Riggs, J., joins in this concurring opinion.Oregon law defines “occupational disease” in part as “any disease or infection arising out of and in the course of employment * * *[,]” ORS 656.802(l)(a), and considers an occupational disease “an injury for employees of employers who have come under this chapter * * *[’]” subject to certain requirements that pertain to occupational disease claims, ORS 656.804. Consequently, the rules that govern whether a worker’s compensation remedy for an injury is an exclusive remedy apply with equal force to an occupational disease.

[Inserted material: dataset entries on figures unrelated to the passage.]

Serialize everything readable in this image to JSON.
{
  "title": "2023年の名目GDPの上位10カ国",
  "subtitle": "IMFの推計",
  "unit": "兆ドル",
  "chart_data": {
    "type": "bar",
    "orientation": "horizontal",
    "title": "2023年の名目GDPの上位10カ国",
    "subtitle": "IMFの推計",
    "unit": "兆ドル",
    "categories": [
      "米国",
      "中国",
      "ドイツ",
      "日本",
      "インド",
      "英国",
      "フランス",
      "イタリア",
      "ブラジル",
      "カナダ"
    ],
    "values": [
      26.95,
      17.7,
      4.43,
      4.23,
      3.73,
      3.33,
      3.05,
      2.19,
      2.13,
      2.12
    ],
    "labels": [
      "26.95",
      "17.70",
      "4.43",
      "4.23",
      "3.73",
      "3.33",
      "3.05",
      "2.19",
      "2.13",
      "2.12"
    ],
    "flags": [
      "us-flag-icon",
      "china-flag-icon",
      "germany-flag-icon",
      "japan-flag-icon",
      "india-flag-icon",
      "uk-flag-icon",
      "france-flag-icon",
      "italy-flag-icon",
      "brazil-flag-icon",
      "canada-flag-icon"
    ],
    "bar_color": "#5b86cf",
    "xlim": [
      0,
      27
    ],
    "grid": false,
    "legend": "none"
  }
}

Article I, section 10, of the Oregon Constitution provides:
“No court shall be secret, hut justice shall be administered, openly and without purchase, completely and without delay, and every man shall have remedy by due course of law for injury done him in his person, property, or reputation.”
In Smothers, this court analyzed Anderson v. Bennett, 16 Or 515, 19 P 765 (1888), in which the plaintiff suffered blindness when his supervisor negligently ordered the plaintiff to drill a hole in some rock, causing an explosion. The court held that the employer was exposed to liability for failure to make reasonable provision for the plaintiffs safety in the workplace. Smothers noted that that rule was a part of the common law in Oregon at the time of the adoption of the state constitution in 1857. Smothers, 332 Or at 131.
Since this court decided Smothers in 2001, the legislature has made no change to the exclusive remedy policy stated in ORS 656.018(7).